1Babeş‐Bolyai University, Faculty of Geography, 400006, Cluj‐Napoca, Romania, e‐mail: grigor@geografie.ubbcluj.ro
ABSTRACT. – The Parliamentary Elections in Romania (9 December 2012). This study analyzes the main issues regarding the development and results of the 9 December 2012 parliamentary elections for the setting up of the Romanian Parliament (the Chamber of Deputies and the Senate) for the 2012‐2016 legislative period. There was a modest presence of the population at the elections, as the turnout was only 41.76% of the 18,423,066 people registered on the lists. Several political unions, alliances, parties and independents participated and the general electoral threshold was 5% for parties and 8% for alliances.

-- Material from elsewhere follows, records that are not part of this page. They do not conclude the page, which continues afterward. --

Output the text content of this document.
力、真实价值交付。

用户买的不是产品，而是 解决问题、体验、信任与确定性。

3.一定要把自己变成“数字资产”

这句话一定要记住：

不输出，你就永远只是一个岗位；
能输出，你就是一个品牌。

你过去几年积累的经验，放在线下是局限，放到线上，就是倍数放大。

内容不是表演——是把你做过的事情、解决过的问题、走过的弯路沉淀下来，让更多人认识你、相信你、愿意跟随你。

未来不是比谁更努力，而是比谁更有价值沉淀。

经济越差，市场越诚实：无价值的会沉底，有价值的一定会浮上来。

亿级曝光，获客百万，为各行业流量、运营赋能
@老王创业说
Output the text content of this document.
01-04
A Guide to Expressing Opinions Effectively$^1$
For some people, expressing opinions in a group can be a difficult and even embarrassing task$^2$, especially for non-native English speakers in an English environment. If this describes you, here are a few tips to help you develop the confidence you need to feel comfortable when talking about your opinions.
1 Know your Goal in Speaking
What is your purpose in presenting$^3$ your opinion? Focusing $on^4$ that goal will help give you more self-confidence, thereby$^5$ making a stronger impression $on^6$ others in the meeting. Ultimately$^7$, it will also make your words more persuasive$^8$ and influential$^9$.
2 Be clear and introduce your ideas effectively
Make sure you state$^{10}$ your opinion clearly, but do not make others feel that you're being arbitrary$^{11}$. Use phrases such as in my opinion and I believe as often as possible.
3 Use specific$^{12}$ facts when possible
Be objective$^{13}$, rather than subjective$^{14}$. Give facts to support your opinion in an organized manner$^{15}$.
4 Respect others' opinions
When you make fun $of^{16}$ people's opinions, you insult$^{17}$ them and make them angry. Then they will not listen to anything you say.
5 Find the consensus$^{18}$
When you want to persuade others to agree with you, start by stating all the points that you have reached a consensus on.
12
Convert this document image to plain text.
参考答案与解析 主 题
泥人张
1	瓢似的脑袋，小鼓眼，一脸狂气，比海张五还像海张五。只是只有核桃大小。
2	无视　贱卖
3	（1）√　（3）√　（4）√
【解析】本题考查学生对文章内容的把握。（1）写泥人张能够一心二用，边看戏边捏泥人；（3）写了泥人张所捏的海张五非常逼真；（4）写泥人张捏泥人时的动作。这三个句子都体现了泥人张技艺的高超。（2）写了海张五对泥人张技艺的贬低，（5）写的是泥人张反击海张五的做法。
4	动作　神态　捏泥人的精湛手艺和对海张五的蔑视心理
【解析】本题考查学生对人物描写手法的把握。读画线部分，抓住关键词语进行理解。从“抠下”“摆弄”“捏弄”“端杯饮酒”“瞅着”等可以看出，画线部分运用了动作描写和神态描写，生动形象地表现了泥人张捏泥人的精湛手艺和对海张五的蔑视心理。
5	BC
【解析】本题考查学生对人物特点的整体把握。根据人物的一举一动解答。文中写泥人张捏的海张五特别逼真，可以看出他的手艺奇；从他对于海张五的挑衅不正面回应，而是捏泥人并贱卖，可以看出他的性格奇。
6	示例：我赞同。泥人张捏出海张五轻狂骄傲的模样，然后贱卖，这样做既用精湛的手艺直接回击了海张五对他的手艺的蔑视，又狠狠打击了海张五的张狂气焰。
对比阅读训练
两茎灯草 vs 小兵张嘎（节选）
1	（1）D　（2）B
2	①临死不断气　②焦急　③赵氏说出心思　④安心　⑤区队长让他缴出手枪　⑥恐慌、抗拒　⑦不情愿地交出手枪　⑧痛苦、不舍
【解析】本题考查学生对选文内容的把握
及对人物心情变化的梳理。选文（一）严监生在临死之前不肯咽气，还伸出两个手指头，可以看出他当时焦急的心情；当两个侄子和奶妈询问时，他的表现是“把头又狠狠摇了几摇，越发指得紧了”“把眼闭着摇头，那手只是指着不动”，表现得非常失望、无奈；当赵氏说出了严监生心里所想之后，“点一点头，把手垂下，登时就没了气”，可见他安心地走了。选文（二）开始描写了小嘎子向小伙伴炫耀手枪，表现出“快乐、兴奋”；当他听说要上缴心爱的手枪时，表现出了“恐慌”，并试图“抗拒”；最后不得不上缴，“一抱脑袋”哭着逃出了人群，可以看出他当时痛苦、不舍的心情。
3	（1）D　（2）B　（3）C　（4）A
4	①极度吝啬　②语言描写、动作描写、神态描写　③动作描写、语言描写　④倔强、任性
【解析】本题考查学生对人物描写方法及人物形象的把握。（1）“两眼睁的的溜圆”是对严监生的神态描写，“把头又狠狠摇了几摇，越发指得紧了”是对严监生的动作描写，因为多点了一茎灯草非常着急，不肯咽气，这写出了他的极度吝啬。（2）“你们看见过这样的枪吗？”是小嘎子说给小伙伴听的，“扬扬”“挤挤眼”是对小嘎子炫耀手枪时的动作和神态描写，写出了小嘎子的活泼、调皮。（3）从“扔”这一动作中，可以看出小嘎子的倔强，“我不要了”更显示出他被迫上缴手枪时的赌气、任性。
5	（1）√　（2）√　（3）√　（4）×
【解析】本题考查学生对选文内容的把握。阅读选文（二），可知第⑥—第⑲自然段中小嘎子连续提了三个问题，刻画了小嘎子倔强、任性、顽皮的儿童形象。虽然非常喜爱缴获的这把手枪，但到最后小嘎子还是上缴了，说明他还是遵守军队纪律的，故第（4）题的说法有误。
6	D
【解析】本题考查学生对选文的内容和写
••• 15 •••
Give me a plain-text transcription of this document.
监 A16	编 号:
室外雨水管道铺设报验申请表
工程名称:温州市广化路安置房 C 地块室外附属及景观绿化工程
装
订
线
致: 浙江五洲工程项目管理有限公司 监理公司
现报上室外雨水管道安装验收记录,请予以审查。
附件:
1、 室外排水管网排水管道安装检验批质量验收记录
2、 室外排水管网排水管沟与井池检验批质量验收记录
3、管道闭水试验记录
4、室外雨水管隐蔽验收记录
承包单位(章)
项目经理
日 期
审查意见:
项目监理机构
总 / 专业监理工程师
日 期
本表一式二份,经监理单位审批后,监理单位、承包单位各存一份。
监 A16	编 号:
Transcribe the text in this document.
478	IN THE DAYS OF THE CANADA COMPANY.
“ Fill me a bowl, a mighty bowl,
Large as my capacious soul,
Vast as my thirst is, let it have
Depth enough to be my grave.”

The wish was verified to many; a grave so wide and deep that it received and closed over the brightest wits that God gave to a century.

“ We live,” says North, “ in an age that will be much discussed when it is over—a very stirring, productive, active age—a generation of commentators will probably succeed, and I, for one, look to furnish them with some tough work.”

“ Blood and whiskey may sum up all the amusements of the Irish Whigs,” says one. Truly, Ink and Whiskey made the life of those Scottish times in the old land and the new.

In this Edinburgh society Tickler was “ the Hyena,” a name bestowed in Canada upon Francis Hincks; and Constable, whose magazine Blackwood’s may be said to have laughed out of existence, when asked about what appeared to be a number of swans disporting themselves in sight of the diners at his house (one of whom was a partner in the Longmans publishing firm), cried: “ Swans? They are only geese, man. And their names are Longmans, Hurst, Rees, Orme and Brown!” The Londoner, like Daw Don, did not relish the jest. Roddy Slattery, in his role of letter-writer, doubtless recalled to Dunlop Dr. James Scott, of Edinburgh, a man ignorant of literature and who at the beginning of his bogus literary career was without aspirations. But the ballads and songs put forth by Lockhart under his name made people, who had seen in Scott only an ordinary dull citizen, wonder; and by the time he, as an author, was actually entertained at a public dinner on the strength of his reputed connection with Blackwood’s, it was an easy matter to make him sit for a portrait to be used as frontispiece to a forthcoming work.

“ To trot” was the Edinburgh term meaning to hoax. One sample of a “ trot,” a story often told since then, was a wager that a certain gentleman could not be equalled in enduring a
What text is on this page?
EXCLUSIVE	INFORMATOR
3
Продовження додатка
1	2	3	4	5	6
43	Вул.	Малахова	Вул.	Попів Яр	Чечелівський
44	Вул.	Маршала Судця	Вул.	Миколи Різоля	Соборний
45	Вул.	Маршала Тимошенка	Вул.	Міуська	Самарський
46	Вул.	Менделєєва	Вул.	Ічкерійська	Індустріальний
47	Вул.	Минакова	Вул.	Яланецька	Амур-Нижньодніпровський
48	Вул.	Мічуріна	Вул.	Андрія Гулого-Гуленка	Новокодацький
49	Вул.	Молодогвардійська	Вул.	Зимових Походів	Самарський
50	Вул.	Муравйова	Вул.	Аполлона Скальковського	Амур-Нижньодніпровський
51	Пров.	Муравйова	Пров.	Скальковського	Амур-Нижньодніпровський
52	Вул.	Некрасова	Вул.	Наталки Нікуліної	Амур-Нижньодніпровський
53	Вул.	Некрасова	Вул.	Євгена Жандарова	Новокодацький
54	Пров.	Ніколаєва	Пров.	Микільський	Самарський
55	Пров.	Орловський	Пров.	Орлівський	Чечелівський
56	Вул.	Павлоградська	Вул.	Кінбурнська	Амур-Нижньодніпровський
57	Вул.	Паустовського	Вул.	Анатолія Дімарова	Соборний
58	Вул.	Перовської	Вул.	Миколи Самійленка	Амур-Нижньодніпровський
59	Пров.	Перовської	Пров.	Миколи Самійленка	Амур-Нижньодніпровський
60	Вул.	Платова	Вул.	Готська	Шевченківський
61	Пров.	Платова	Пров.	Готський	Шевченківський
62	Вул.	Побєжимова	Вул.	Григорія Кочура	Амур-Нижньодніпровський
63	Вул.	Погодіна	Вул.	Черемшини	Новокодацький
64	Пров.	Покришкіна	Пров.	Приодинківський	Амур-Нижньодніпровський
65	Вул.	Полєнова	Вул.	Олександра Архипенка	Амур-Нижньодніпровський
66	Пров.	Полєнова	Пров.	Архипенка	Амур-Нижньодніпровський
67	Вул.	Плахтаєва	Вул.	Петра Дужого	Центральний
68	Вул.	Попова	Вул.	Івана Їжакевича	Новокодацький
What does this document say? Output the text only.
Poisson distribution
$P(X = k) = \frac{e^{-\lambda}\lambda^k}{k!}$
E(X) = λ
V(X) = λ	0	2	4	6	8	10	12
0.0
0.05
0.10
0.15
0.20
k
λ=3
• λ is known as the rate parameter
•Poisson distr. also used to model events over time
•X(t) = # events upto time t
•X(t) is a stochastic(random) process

As a result, only two political unions – the Social Liberal Union (SLU) and the Democratic Union of Hungarians in Romania (DUHR), an alliance – Right Romania Alliance (RRA) and a party – People’s Party ‐ Dan Diaconescu (PP‐DD) succeeded to enter the Parliament. Out of the total number of votes given to these parties, the highest frequency had, by far, the Social Liberal Union (62.08% for the Chamber of Deputies and 62.15% for the Senate), followed in descending order by the Right Romania Alliance with 17.48% and 17.28% respectively, People’s Party – Dan Diaconescu with 14.82% and 15.15% respectively and the Democratic Union of Hungarians in Romania with 5.44% for the Chamber of Deputies and 5.42% for the Senate (table 1). As a consequence of these results, followed by the redistribution of the votes given to parties which had less than 5% of the electorate options, the final number of deputies and senators in the Romanian Parliament has been established as follows: 273 and 122 for SLU, 56 and 24 for RRA, 47 and 21 for PP‐DD, 18 and 9 for DUHR. Regarding the  Chamber  of Deputies, one should mention that  18 deputies of the national minorities were added to the 394 deputies of the parties which succeeded to enter the Parliament, according to the stipulations of the Electoral Law. Therefore, this chamber has 412 deputies (compared to 334 in the 2008‐2012 legislative period). The other legislative chamber, the Romanian Senate, comprises 176 senators (compared to 137 in the previous Parliamentary period). As a result, both chambers of the Romanian Parliament include 588 members (compared to only 471 between 2008 and 2012). Their territorial distribution is highlighted in the tables and figures of this study.
Keywords: Parliamentary elections, December 2012, deputies, senators, SLU, RRA, PP‐ DD, DUHR, territorial distribution, counties, geographical‐historical provinces.